Biomaterials | February 05, 2009 |
California Calls on Desalinization to Combat Drought
The City of Santa Cruz and Soquel Creek Water District are currently operating a desalination pilot plant to provide secondary water supplies to the city during drought years. In the San Francisco Bay Area, Contra Costa Water District, East Bay Municipal Utility District, San Francisco Public Utilities Commission, and Santa Clara Valley Water District have joined forces to build and operate the Bay Area Regional Desalination Project, which is also in the pilot testing stage. The Regional project not only provides additional water during a drought, it would also supply emergency supplies, for example, in the event of an earthquake.
Most recently, the California American Water Company with oversight from the California Public Utilities Commission, has released a draft environmental impact report, which proposes a desalination plant for the Monterey area to supply the region with an ongoing water supply and preventing further pumping from the sensitive Carmel River. A long list of other desalination plants in operation currently considered or to be considered by the California Coastal Commission (CCC) indicates that desalination is a real possibility for California’s failing water supplies.
While providing much needed water, desalination as a water strategy could use some major improvement. The energy required to pump water from the ocean, conduct a reverse osmosis process, and then pump water out to the public is intense and the cost of that energy is highly variable.
According to a 2004 analysis conducted by the CCC, “for each one-cent difference in the price per kilowatt-hour of electricity causes about a fifty-dollar difference in the cost to produce an acre-foot of desalinated water” (Seawater Desalination and the California Coastal Act, March 2004). In a previous study by the CCC, they estimate that it takes anywhere between 2,500 to 29,500 kilowatt hours to produce an acre-foot of desalinated water. While every plant is different, assuming the average or median kilowatt hours needed to produce one acre-foot is 16,000 (kwh), and that the average U.S. household uses about 8,000 kWh and about half an acre-foot of water each year, a desalination plant is operating using twice as much energy as water in the cleaning process .
Unless desalination plants are powered by solar and wind or natural gas supplies, thousands of greenhouse gases and air pollutants are being spewed into the atmosphere to create a new water supply for Californians. Desalination goes against California policies like AB 32, which requires reducing greenhouse gases emissions, not increasing them, and national policies like the Energy Policy Act of 2005, which seeks to increase energy efficiency, not ignore it.
It is vital that California has a portfolio of water supplies in times of drought and with a potential security or seismic threat hovering daily.
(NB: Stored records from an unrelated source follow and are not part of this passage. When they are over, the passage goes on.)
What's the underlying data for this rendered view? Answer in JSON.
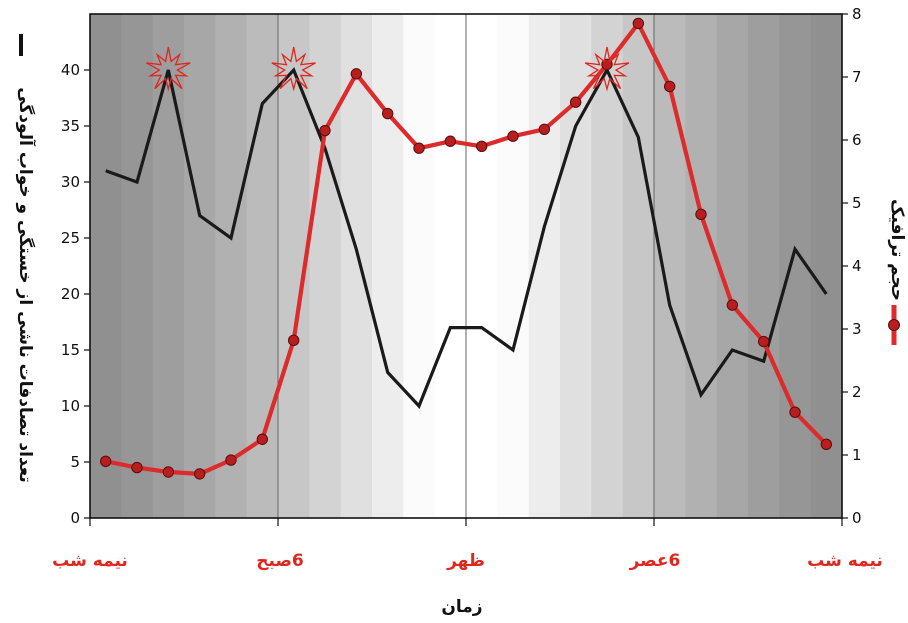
{
  "chart_data": {
    "type": "line",
    "xlabel": "زمان",
    "x_ticks": [
      "نیمه شب",
      "6صبح",
      "ظهر",
      "6عصر",
      "نیمه شب"
    ],
    "x_hours": [
      0,
      1,
      2,
      3,
      4,
      5,
      6,
      7,
      8,
      9,
      10,
      11,
      12,
      13,
      14,
      15,
      16,
      17,
      18,
      19,
      20,
      21,
      22,
      23,
      24
    ],
    "y_left": {
      "label": "تعداد تصادفات ناشی از خستگی و خواب آلودگی",
      "ylim": [
        0,
        45
      ],
      "ticks": [
        0,
        5,
        10,
        15,
        20,
        25,
        30,
        35,
        40
      ]
    },
    "y_right": {
      "label": "حجم ترافیک",
      "ylim": [
        0,
        8
      ],
      "ticks": [
        0,
        1,
        2,
        3,
        4,
        5,
        6,
        7,
        8
      ]
    },
    "series": [
      {
        "axis": "left",
        "color": "#1a1a1a",
        "x": [
          0.5,
          1.5,
          2.5,
          3.5,
          4.5,
          5.5,
          6.5,
          7.5,
          8.5,
          9.5,
          10.5,
          11.5,
          12.5,
          13.5,
          14.5,
          15.5,
          16.5,
          17.5,
          18.5,
          19.5,
          20.5,
          21.5,
          22.5,
          23.5
        ],
        "values": [
          31,
          30,
          40,
          27,
          25,
          37,
          40,
          33,
          24,
          13,
          10,
          17,
          17,
          15,
          26,
          35,
          40,
          34,
          19,
          11,
          15,
          14,
          24,
          20
        ]
      },
      {
        "axis": "right",
        "color": "#dd2a2a",
        "marker_color": "#b81e1e",
        "x": [
          0.5,
          1.5,
          2.5,
          3.5,
          4.5,
          5.5,
          6.5,
          7.5,
          8.5,
          9.5,
          10.5,
          11.5,
          12.5,
          13.5,
          14.5,
          15.5,
          16.5,
          17.5,
          18.5,
          19.5,
          20.5,
          21.5,
          22.5,
          23.5
        ],
        "values": [
          0.9,
          0.8,
          0.73,
          0.7,
          0.92,
          1.25,
          2.82,
          6.15,
          7.05,
          6.42,
          5.87,
          5.98,
          5.9,
          6.06,
          6.17,
          6.6,
          7.2,
          7.85,
          6.85,
          4.82,
          3.38,
          2.8,
          1.68,
          1.17
        ]
      }
    ],
    "peak_markers_at_hours": [
      2.5,
      6.5,
      16.5
    ],
    "grid": false,
    "vertical_lines_at_hours": [
      6,
      12,
      18
    ],
    "colors": {
      "accent": "#e0271f",
      "background_dark": "#8e8e8e",
      "background_light": "#ffffff"
    }
  }
}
There is also an argument to be made, and one that is presented in each of the environmental impact analyses of these desalination pilot programs: creating more water creates population growth.
Unless a smart growth plan is fully executed, more greenhouse gas emissions, more air pollution, more demand for water, and more energy is needed to support that growth. So regions need to reduce their emissions, expand only using low impact and smart growth designs, and create a new water supply.
One silver lining does exist: when renewable energy supplies power to these plants, California is bringing renewable power infrastructure to communities across the state . Only under these conditions should desalination be considered a viable option. The need for water in California is immediate. So to is the need to cut emissions. Some serious policy development by key decision makers is absolutely necessary to balance California’s need for water, and reduce climate change contributions.